What could Harold do? He felt himself in the power of the wily Norman. So once more he murmured vague words of consent. He hoped in this way to buy his freedom and be allowed to return home. He hoped that God would forgive him the falsehood which was wrung from him.

But Duke William was not content with a vague promise. So he called together a great council of all the knights and nobles of Normandy. He also bade his priests and Bishops bring, from all the country round, bones and relics of saints. So many were brought that they filled a large chest. This was placed in the middle of the council chamber and covered with a cloth of gold.

When the day was come upon which the great meeting was called, William set himself upon his throne. He was dressed in splendid robes, a circle of gold and gems was upon his head, and a drawn sword in his hand. Around him stood a crowd of Norman lords and barons. Alone among them stood the Saxon Harold.

"Harold," said William, "I require you now, before these noble lords, to make sure by oath the promises that you have given to me. You must swear to me now, upon holy relics, that, after the death of King Edward, you will aid me to the kingdom of England, that you will marry my daughter Adela, and that you will send your sister to me so that she may be married to one of my nobles."

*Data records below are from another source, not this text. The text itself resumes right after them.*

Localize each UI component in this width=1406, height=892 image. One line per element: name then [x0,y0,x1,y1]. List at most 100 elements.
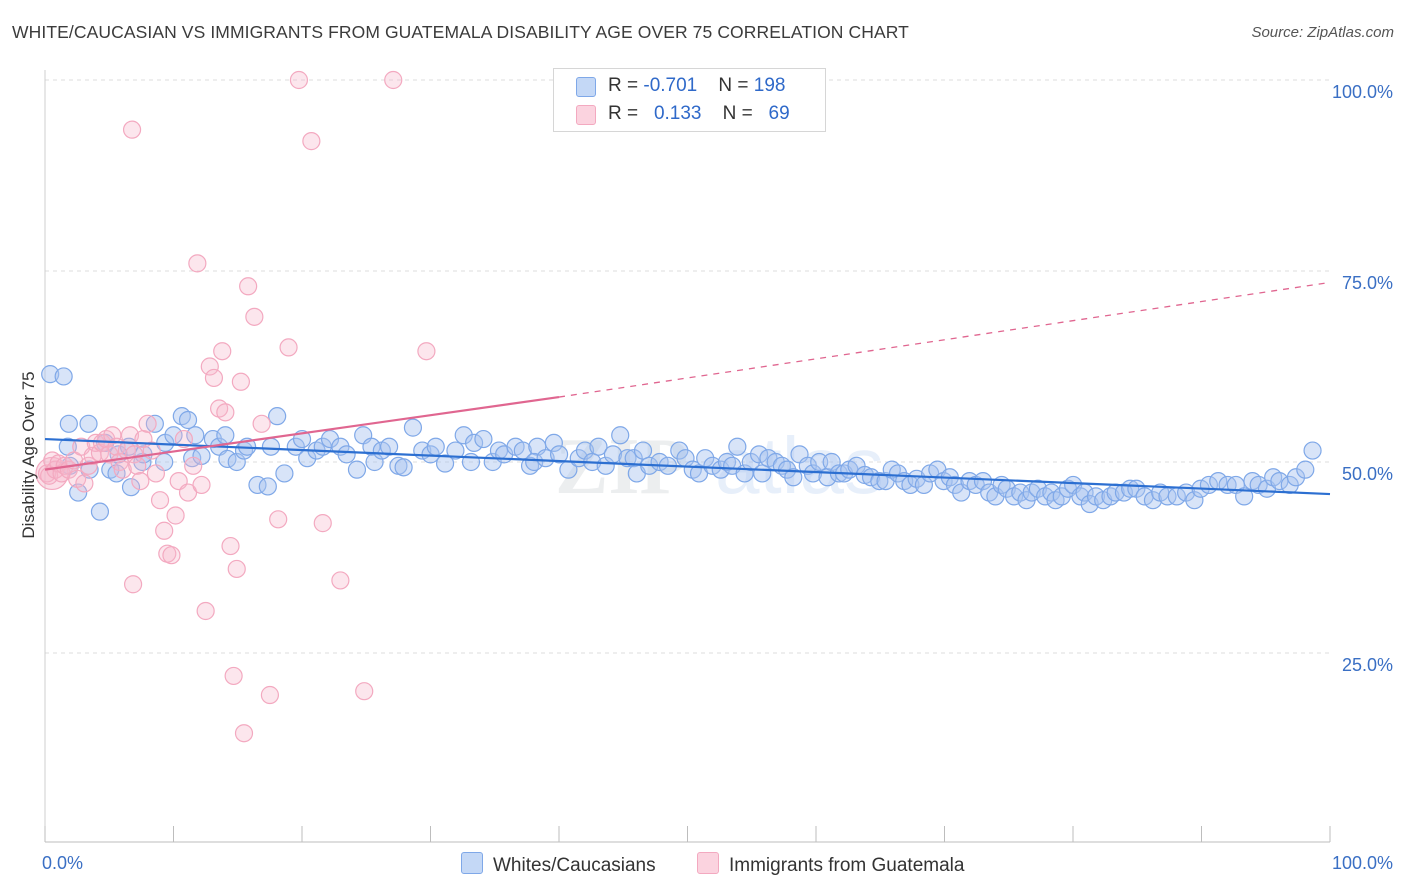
point-guatemala-43 [196,601,215,621]
point-guatemala-29 [138,414,157,433]
legend-swatch-whites [576,77,596,97]
point-guatemala-42 [192,475,211,495]
chart-source: Source: ZipAtlas.com [1251,24,1394,41]
point-whites-108 [784,468,803,487]
legend-n-value-whites: 198 [753,75,786,96]
legend-r-value-whites: -0.701 [643,75,698,96]
point-guatemala-14 [86,433,105,452]
point-guatemala-11 [75,474,94,493]
point-guatemala-65 [384,70,403,90]
y-tick-label-2: 75.0% [1342,273,1393,293]
point-whites-84 [624,449,643,468]
point-guatemala-62 [313,514,332,533]
point-guatemala-68 [122,120,142,139]
point-whites-127 [907,469,926,488]
point-whites-63 [474,429,493,449]
point-guatemala-48 [216,403,235,422]
point-whites-28 [216,426,235,445]
point-whites-59 [446,441,465,460]
point-whites-72 [536,449,555,468]
bottom-legend-label-whites: Whites/Caucasians [493,855,656,876]
legend-r-label: R = [608,103,644,124]
y-tick-label-3: 100.0% [1332,82,1393,102]
point-guatemala-56 [252,414,271,433]
point-whites-36 [268,407,287,426]
point-guatemala-38 [174,429,193,449]
point-whites-121 [870,472,889,491]
x-tick-labels: 0.0% 100.0% [42,853,1393,873]
point-whites-8 [90,502,110,521]
point-guatemala-67 [123,575,143,594]
legend-n-label: N = [718,75,754,96]
point-whites-79 [589,437,608,456]
point-whites-58 [435,454,455,473]
point-whites-57 [426,437,445,456]
point-guatemala-26 [128,456,147,475]
point-whites-35 [261,437,281,456]
point-whites-30 [227,452,246,472]
point-guatemala-55 [245,307,264,326]
point-whites-0 [41,365,60,384]
point-guatemala-41 [188,254,207,273]
point-guatemala-57 [260,685,280,705]
point-guatemala-66 [417,342,436,361]
legend-r-label: R = [608,75,644,96]
stats-legend: R = -0.701 N = 198 R = 0.133 N = 69 [553,68,826,132]
point-whites-80 [596,456,615,475]
point-whites-112 [810,452,829,472]
point-guatemala-51 [227,559,246,579]
point-guatemala-22 [113,460,132,479]
bottom-legend-label-guatemala: Immigrants from Guatemala [729,855,965,876]
x-tick-label-end: 100.0% [1332,853,1393,873]
point-whites-103 [753,464,772,483]
point-whites-146 [1028,479,1048,498]
point-guatemala-39 [178,483,198,502]
point-whites-62 [464,433,484,452]
point-guatemala-53 [234,724,254,743]
point-guatemala-47 [213,342,232,361]
point-whites-83 [618,449,637,468]
bottom-legend-swatch-whites [461,852,483,874]
point-guatemala-44 [200,357,219,376]
x-tick-label-start: 0.0% [42,853,83,873]
trend-line-guatemala [44,395,560,471]
point-whites-102 [750,445,769,464]
point-whites-82 [611,426,630,445]
point-whites-137 [973,472,993,491]
point-whites-51 [379,437,399,456]
point-whites-169 [1185,491,1204,510]
point-guatemala-31 [146,464,165,483]
point-guatemala-64 [355,682,374,701]
point-guatemala-33 [155,521,174,540]
y-tick-label-0: 25.0% [1342,655,1393,675]
point-whites-13 [121,478,141,497]
bottom-legend-guatemala: Immigrants from Guatemala [697,852,964,877]
point-guatemala-35 [162,546,181,565]
point-guatemala-58 [269,510,288,529]
point-whites-93 [689,464,709,483]
point-whites-54 [403,418,423,437]
y-tick-label-1: 50.0% [1342,464,1393,484]
legend-r-value-guatemala: 0.133 [653,103,702,124]
point-whites-99 [728,437,747,456]
chart-title: WHITE/CAUCASIAN VS IMMIGRANTS FROM GUATE… [12,22,909,42]
point-whites-22 [186,426,205,445]
point-guatemala-27 [131,472,150,491]
legend-swatch-guatemala [576,105,596,125]
point-whites-114 [822,452,841,472]
point-whites-5 [59,414,78,433]
point-whites-111 [803,464,823,483]
bottom-legend-swatch-guatemala [697,852,719,874]
point-whites-77 [575,441,595,460]
trend-line-guatemala-projection [558,281,1331,398]
point-guatemala-63 [331,571,350,590]
trend-lines [44,281,1331,496]
point-whites-74 [549,445,569,464]
point-guatemala-12 [79,456,98,475]
legend-n-label: N = [722,103,758,124]
point-whites-60 [454,426,473,445]
point-whites-86 [633,441,653,460]
point-guatemala-19 [103,426,122,445]
point-whites-3 [69,483,88,502]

Again Harold was surprised and troubled. It was one thing to make a vague promise which he did not feel bound to keep. It was quite a different matter to swear solemnly on the relics of saints and martyrs. For in those days to break a promise so sworn was counted a deadly sin. On the cover of cloth of gold two small caskets were laid. With slow, unwilling steps Harold drew near to them. They were very small. After all, he thought, an oath sworn upon such small relics might not be very binding. To break such an oath might not be very wicked. Yet as he stood there he shuddered. His hands trembled as he laid them upon the little caskets, and in a low and troubled voice swore his oath.

As the last words died away all the nobles cried out, "God grant it."

Harold knelt to kiss the caskets. Then, as he rose from his knees, at a sign from Duke William, the cover was removed from the chest.

[Illustration] from History of France by H. E. Marshall


Of a sudden Harold saw upon what holy relics he had sworn. As he gazed upon the pile he shuddered and turned pale. How was it possible, he asked himself, to break such an oath and yet save his soul.

William had now got all he wanted from his captive guest and he allowed him to go home. He rode with Harold to the seashore, kissed him upon either cheek, and bade him be faithful to his oath. Then, greatly rejoicing, he turned homeward again.